Message  Apa-T le Ven 11 Nov - 13:26

Bon je vous met ce résumé du schémas narratif, c'est un fondamental mais comme tout les fondamentaux il suffit pas de les connaître, il faut les travailler et les exploiter, les utiliser comme support.


SCHÉMA NARRATIF

La construction des oeuvres narratives peut être présentée sous la forme d’un schéma que l’on appelle schéma narratif ; le conte par exemple est généralement composé de cinq étapes qui sont :
  1. Situation initiale : dans un récit, c’est une situation d’équilibre, antérieure au déroulement des événements. Cadre et personnages sont en place, mais rien ne se déroule encore. Tout est dans un état de stabilité.
    la situation initiale présente les personnages et leurs caractéristiques essentielles ainsi que les conditions dans lesquelles ils vivent. Le lecteur découvre le cadre dans lequel l’action va prendre naissance. Le temps employé est donc habituellement l’imparfait ;
  2. l’élément perturbateur : un événement et/ou un choix du personnage vient bouleverser la stabilité de la situation initiale. Cette perturbation est souvent signalée par un complément de temps (un groupe nominal tel que un jour ou un mot invariable tel que or). L’aventure peut alors commencer. Le passé simple sert à relater cet événement qui déclenche l’action ;
  3. l’action : c’est généralement la partie la plus longue du récit puisqu’elle correspond aux aventures du personnage principal ; elle relate les épreuves qu’il rencontre et qu’il doit surmonter.
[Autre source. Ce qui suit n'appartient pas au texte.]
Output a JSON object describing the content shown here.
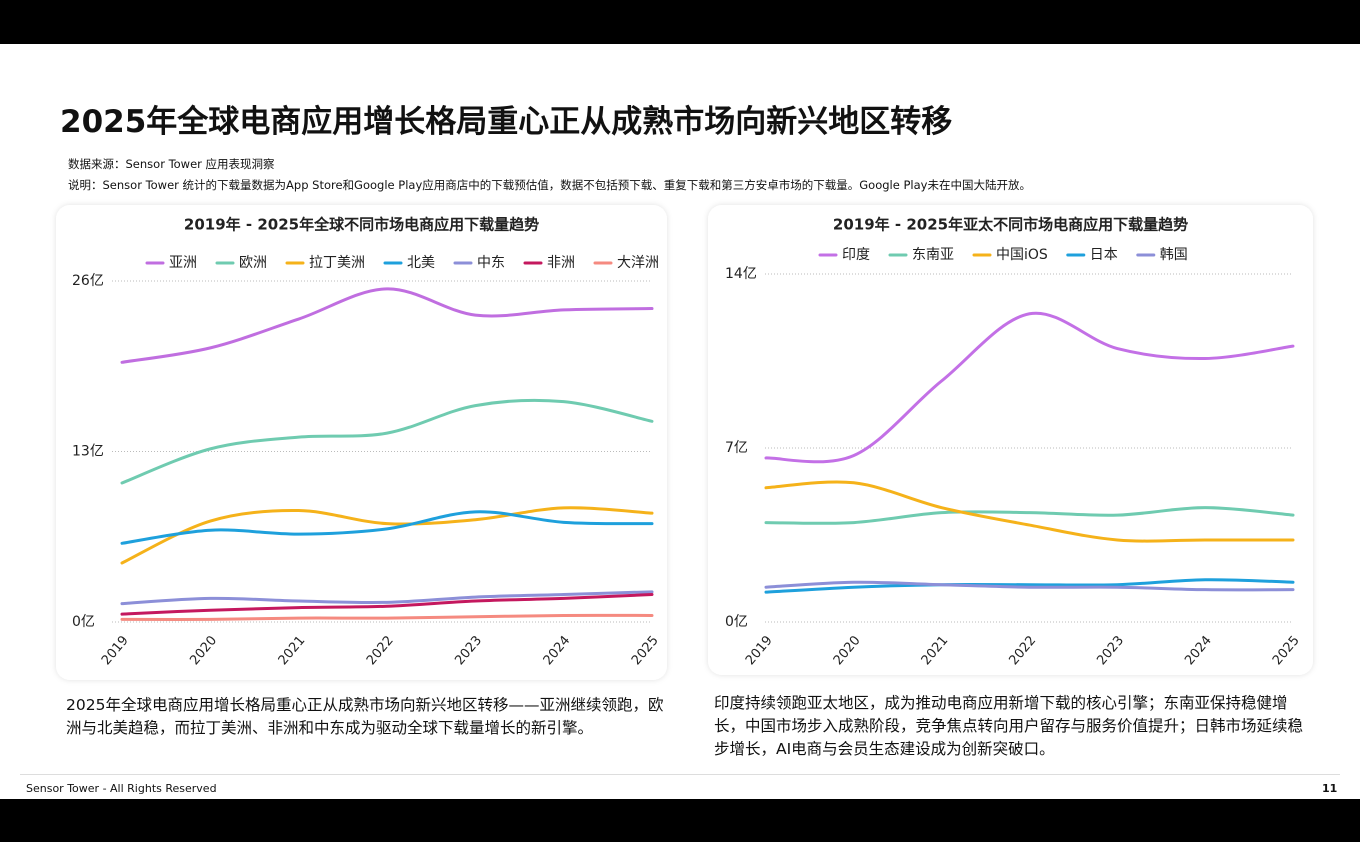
{
  "header": {
    "title": "2025年全球电商应用增长格局重心正从成熟市场向新兴地区转移",
    "source": "数据来源：Sensor Tower 应用表现洞察",
    "note": "说明：Sensor Tower 统计的下载量数据为App Store和Google Play应用商店中的下载预估值，数据不包括预下载、重复下载和第三方安卓市场的下载量。Google Play未在中国大陆开放。"
  },
  "chart_data": [
    {
      "type": "line",
      "title": "2019年 - 2025年全球不同市场电商应用下载量趋势",
      "categories": [
        "2019",
        "2020",
        "2021",
        "2022",
        "2023",
        "2024",
        "2025"
      ],
      "series": [
        {
          "name": "亚洲",
          "color": "#c06ee0",
          "values": [
            19.8,
            20.9,
            23.1,
            25.4,
            23.4,
            23.8,
            23.9
          ]
        },
        {
          "name": "欧洲",
          "color": "#6fcbb0",
          "values": [
            10.6,
            13.2,
            14.1,
            14.4,
            16.5,
            16.8,
            15.3
          ]
        },
        {
          "name": "拉丁美洲",
          "color": "#f5b21a",
          "values": [
            4.5,
            7.7,
            8.5,
            7.5,
            7.8,
            8.7,
            8.3
          ]
        },
        {
          "name": "北美",
          "color": "#1ea0dc",
          "values": [
            6.0,
            7.0,
            6.7,
            7.1,
            8.4,
            7.6,
            7.5
          ]
        },
        {
          "name": "中东",
          "color": "#8c8fd8",
          "values": [
            1.4,
            1.8,
            1.6,
            1.5,
            1.9,
            2.1,
            2.3
          ]
        },
        {
          "name": "非洲",
          "color": "#c4185e",
          "values": [
            0.6,
            0.9,
            1.1,
            1.2,
            1.6,
            1.8,
            2.1
          ]
        },
        {
          "name": "大洋洲",
          "color": "#f58a80",
          "values": [
            0.2,
            0.2,
            0.3,
            0.3,
            0.4,
            0.5,
            0.5
          ]
        }
      ],
      "ylim": [
        0,
        26
      ],
      "yticks": [
        {
          "value": 0,
          "label": "0亿"
        },
        {
          "value": 13,
          "label": "13亿"
        },
        {
          "value": 26,
          "label": "26亿"
        }
      ],
      "grid": true
    },
    {
      "type": "line",
      "title": "2019年 - 2025年亚太不同市场电商应用下载量趋势",
      "categories": [
        "2019",
        "2020",
        "2021",
        "2022",
        "2023",
        "2024",
        "2025"
      ],
      "series": [
        {
          "name": "印度",
          "color": "#c370e6",
          "values": [
            6.6,
            6.7,
            9.7,
            12.4,
            11.0,
            10.6,
            11.1
          ]
        },
        {
          "name": "东南亚",
          "color": "#6fcbb0",
          "values": [
            4.0,
            4.0,
            4.4,
            4.4,
            4.3,
            4.6,
            4.3
          ]
        },
        {
          "name": "中国iOS",
          "color": "#f5b21a",
          "values": [
            5.4,
            5.6,
            4.6,
            3.9,
            3.3,
            3.3,
            3.3
          ]
        },
        {
          "name": "日本",
          "color": "#1ea0dc",
          "values": [
            1.2,
            1.4,
            1.5,
            1.5,
            1.5,
            1.7,
            1.6
          ]
        },
        {
          "name": "韩国",
          "color": "#8c8fd8",
          "values": [
            1.4,
            1.6,
            1.5,
            1.4,
            1.4,
            1.3,
            1.3
          ]
        }
      ],
      "ylim": [
        0,
        14
      ],
      "yticks": [
        {
          "value": 0,
          "label": "0亿"
        },
        {
          "value": 7,
          "label": "7亿"
        },
        {
          "value": 14,
          "label": "14亿"
        }
      ],
      "grid": true
    }
  ],
  "captions": [
    "2025年全球电商应用增长格局重心正从成熟市场向新兴地区转移——亚洲继续领跑，欧洲与北美趋稳，而拉丁美洲、非洲和中东成为驱动全球下载量增长的新引擎。",
    "印度持续领跑亚太地区，成为推动电商应用新增下载的核心引擎；东南亚保持稳健增长，中国市场步入成熟阶段，竞争焦点转向用户留存与服务价值提升；日韩市场延续稳步增长，AI电商与会员生态建设成为创新突破口。"
  ],
  "footer": {
    "copyright": "Sensor Tower - All Rights Reserved",
    "page": "11"
  }
}
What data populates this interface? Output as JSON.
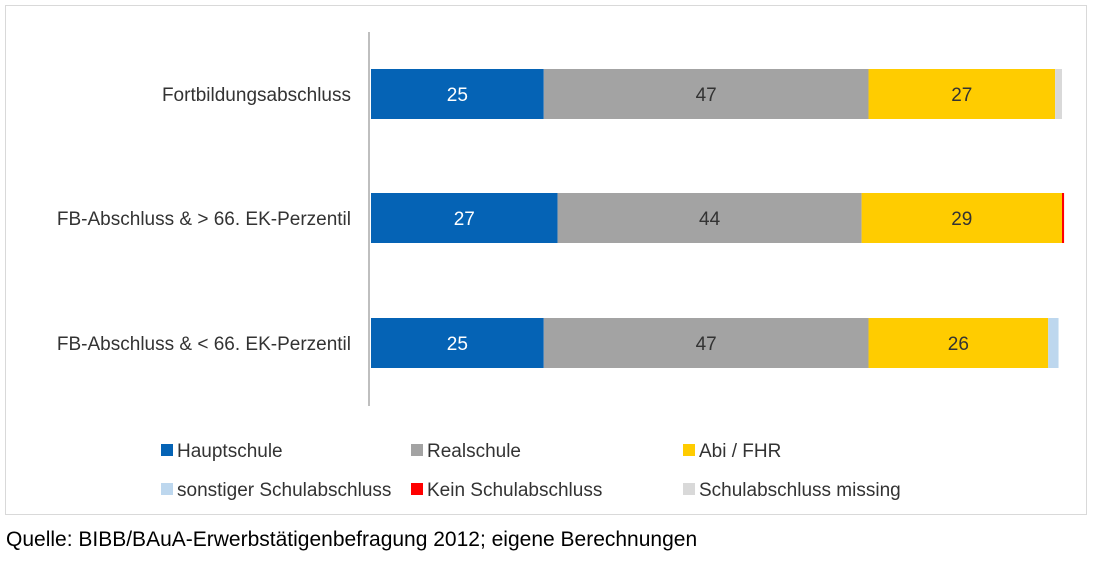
{
  "chart_data": {
    "type": "bar",
    "orientation": "horizontal",
    "stacked": true,
    "categories": [
      "Fortbildungsabschluss",
      "FB-Abschluss & > 66. EK-Perzentil",
      "FB-Abschluss & < 66. EK-Perzentil"
    ],
    "series": [
      {
        "name": "Hauptschule",
        "color": "#0563b5",
        "label_color": "#ffffff",
        "values": [
          25,
          27,
          25
        ],
        "labels": [
          "25",
          "27",
          "25"
        ]
      },
      {
        "name": "Realschule",
        "color": "#a3a3a3",
        "label_color": "#333333",
        "values": [
          47,
          44,
          47
        ],
        "labels": [
          "47",
          "44",
          "47"
        ]
      },
      {
        "name": "Abi / FHR",
        "color": "#ffcc00",
        "label_color": "#333333",
        "values": [
          27,
          29,
          26
        ],
        "labels": [
          "27",
          "29",
          "26"
        ]
      },
      {
        "name": "sonstiger Schulabschluss",
        "color": "#bdd7ee",
        "label_color": "#333333",
        "values": [
          0,
          0,
          1.5
        ],
        "labels": [
          "",
          "",
          ""
        ]
      },
      {
        "name": "Kein Schulabschluss",
        "color": "#ff0000",
        "label_color": "#333333",
        "values": [
          0,
          0.3,
          0
        ],
        "labels": [
          "",
          "",
          ""
        ]
      },
      {
        "name": "Schulabschluss missing",
        "color": "#d9d9d9",
        "label_color": "#333333",
        "values": [
          1,
          0,
          0
        ],
        "labels": [
          "",
          "",
          ""
        ]
      }
    ],
    "xlim": [
      0,
      100
    ],
    "grid": false,
    "legend_position": "bottom",
    "title": "",
    "xlabel": "",
    "ylabel": ""
  },
  "source_note": "Quelle: BIBB/BAuA-Erwerbstätigenbefragung 2012; eigene Berechnungen"
}
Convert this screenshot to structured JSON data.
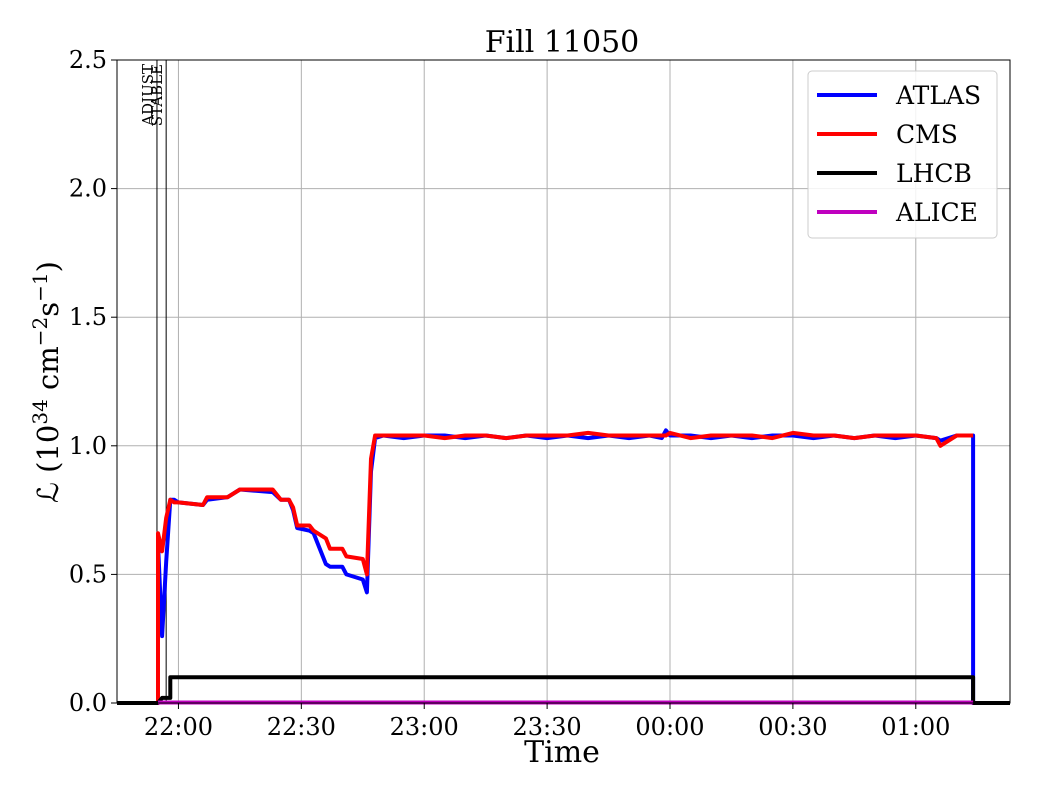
{
  "chart_data": {
    "type": "line",
    "title": "Fill 11050",
    "xlabel": "Time",
    "ylabel_main": "ℒ (10",
    "ylabel_exp1": "34",
    "ylabel_unit": " cm",
    "ylabel_exp2": "−2",
    "ylabel_s": "s",
    "ylabel_exp3": "−1",
    "ylabel_close": ")",
    "xlim": [
      "21:45",
      "01:23"
    ],
    "ylim": [
      0,
      2.5
    ],
    "grid": true,
    "legend_position": "top-right",
    "x_ticks": [
      "22:00",
      "22:30",
      "23:00",
      "23:30",
      "00:00",
      "00:30",
      "01:00"
    ],
    "y_ticks": [
      "0.0",
      "0.5",
      "1.0",
      "1.5",
      "2.0",
      "2.5"
    ],
    "y_tick_values": [
      0,
      0.5,
      1.0,
      1.5,
      2.0,
      2.5
    ],
    "markers": [
      {
        "label": "ADJUST",
        "time": "21:55"
      },
      {
        "label": "STABLE",
        "time": "21:57"
      }
    ],
    "series": [
      {
        "name": "ATLAS",
        "color": "#0000ff",
        "x": [
          "21:45",
          "21:55",
          "21:55",
          "21:56",
          "21:57",
          "21:58",
          "21:59",
          "22:00",
          "22:06",
          "22:07",
          "22:12",
          "22:15",
          "22:23",
          "22:25",
          "22:27",
          "22:28",
          "22:29",
          "22:32",
          "22:33",
          "22:36",
          "22:37",
          "22:40",
          "22:41",
          "22:45",
          "22:46",
          "22:47",
          "22:48",
          "22:50",
          "22:55",
          "23:00",
          "23:05",
          "23:10",
          "23:15",
          "23:20",
          "23:25",
          "23:30",
          "23:35",
          "23:40",
          "23:45",
          "23:50",
          "23:55",
          "23:58",
          "23:59",
          "00:00",
          "00:05",
          "00:10",
          "00:15",
          "00:20",
          "00:25",
          "00:30",
          "00:35",
          "00:40",
          "00:45",
          "00:50",
          "00:55",
          "01:00",
          "01:05",
          "01:06",
          "01:10",
          "01:14",
          "01:14",
          "01:23"
        ],
        "values": [
          0,
          0,
          0.62,
          0.26,
          0.55,
          0.79,
          0.79,
          0.78,
          0.77,
          0.79,
          0.8,
          0.83,
          0.82,
          0.79,
          0.79,
          0.75,
          0.68,
          0.67,
          0.66,
          0.54,
          0.53,
          0.53,
          0.5,
          0.48,
          0.43,
          0.9,
          1.03,
          1.04,
          1.03,
          1.04,
          1.04,
          1.03,
          1.04,
          1.03,
          1.04,
          1.03,
          1.04,
          1.03,
          1.04,
          1.03,
          1.04,
          1.03,
          1.06,
          1.04,
          1.04,
          1.03,
          1.04,
          1.03,
          1.04,
          1.04,
          1.03,
          1.04,
          1.03,
          1.04,
          1.03,
          1.04,
          1.03,
          1.02,
          1.04,
          1.04,
          0,
          0
        ]
      },
      {
        "name": "CMS",
        "color": "#ff0000",
        "x": [
          "21:45",
          "21:55",
          "21:55",
          "21:56",
          "21:57",
          "21:58",
          "21:59",
          "22:00",
          "22:06",
          "22:07",
          "22:12",
          "22:15",
          "22:23",
          "22:25",
          "22:27",
          "22:28",
          "22:29",
          "22:32",
          "22:33",
          "22:36",
          "22:37",
          "22:40",
          "22:41",
          "22:45",
          "22:46",
          "22:47",
          "22:48",
          "22:50",
          "22:55",
          "23:00",
          "23:05",
          "23:10",
          "23:15",
          "23:20",
          "23:25",
          "23:30",
          "23:35",
          "23:40",
          "23:45",
          "23:50",
          "23:55",
          "23:58",
          "23:59",
          "00:00",
          "00:05",
          "00:10",
          "00:15",
          "00:20",
          "00:25",
          "00:30",
          "00:35",
          "00:40",
          "00:45",
          "00:50",
          "00:55",
          "01:00",
          "01:05",
          "01:06",
          "01:10",
          "01:14",
          "01:14"
        ],
        "values": [
          0,
          0,
          0.66,
          0.59,
          0.72,
          0.79,
          0.78,
          0.78,
          0.77,
          0.8,
          0.8,
          0.83,
          0.83,
          0.79,
          0.79,
          0.76,
          0.69,
          0.69,
          0.67,
          0.64,
          0.6,
          0.6,
          0.57,
          0.56,
          0.5,
          0.95,
          1.04,
          1.04,
          1.04,
          1.04,
          1.03,
          1.04,
          1.04,
          1.03,
          1.04,
          1.04,
          1.04,
          1.05,
          1.04,
          1.04,
          1.04,
          1.04,
          1.04,
          1.05,
          1.03,
          1.04,
          1.04,
          1.04,
          1.03,
          1.05,
          1.04,
          1.04,
          1.03,
          1.04,
          1.04,
          1.04,
          1.03,
          1.0,
          1.04,
          1.04,
          1.04
        ]
      },
      {
        "name": "LHCB",
        "color": "#000000",
        "x": [
          "21:45",
          "21:55",
          "21:56",
          "21:58",
          "21:58",
          "22:00",
          "22:10",
          "22:20",
          "22:30",
          "22:40",
          "22:50",
          "23:00",
          "23:10",
          "23:20",
          "23:30",
          "23:40",
          "23:50",
          "00:00",
          "00:10",
          "00:20",
          "00:30",
          "00:40",
          "00:50",
          "01:00",
          "01:10",
          "01:14",
          "01:14",
          "01:23"
        ],
        "values": [
          0,
          0,
          0.02,
          0.02,
          0.1,
          0.1,
          0.1,
          0.1,
          0.1,
          0.1,
          0.1,
          0.1,
          0.1,
          0.1,
          0.1,
          0.1,
          0.1,
          0.1,
          0.1,
          0.1,
          0.1,
          0.1,
          0.1,
          0.1,
          0.1,
          0.1,
          0,
          0
        ]
      },
      {
        "name": "ALICE",
        "color": "#bf00bf",
        "x": [
          "21:55",
          "01:14"
        ],
        "values": [
          0.002,
          0.002
        ]
      }
    ]
  }
}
On distingue :
    - l’épisode : partie du récit dans laquelle le narrateur raconte la péripétie
    - la péripétie : « événement imprévu » au sens étymologique. Dans un récit, il marque un changement subit de situation qui fait rebondir l’action. Le lecteur peut le suivre au cours de la narration (ou d’un dialogue qui contribue alors à l’information du lecteur et à la progression du récit ;
  4. l’élément de résolution : un événement, un personnage ou une action mettent fin aux aventures du personnage principal. La résolution apporte une sanction au processus de transformation ;
  5. la situation finale : elle marque le retour des personnages à la stabilité, que ce soit dans le bonheur (le plus généralement) ou dans le malheur. C’est la fin de l’histoire, le moment ou le noeud du récit s’est dénoué et où l’on retrouve une situation d’équilibre.


Le destin des héros
De la situation initiale à la situation finale, les héros connaissent des destinées différentes :
  • après une série d’épreuves qu’il a affrontées et dont il a triomphé, le héros voit sa situation s’améliorer (exemple : le Petit Poucet qui, abandonné pour cause de misère, devient riche) ;
  • au contraire, il arrive que le héros voie les choses tourner mal (exemple : le Petit Chaperon rouge chez Perrault) ;

Parfois, le conte présente en parallèle deux héros qui subissent les mêmes épreuves ; mais l’un réussit tandis que l’autre échoue (exemple : le fils cadet et ses frères aînés dans L’Oiseau d’or de Grimm).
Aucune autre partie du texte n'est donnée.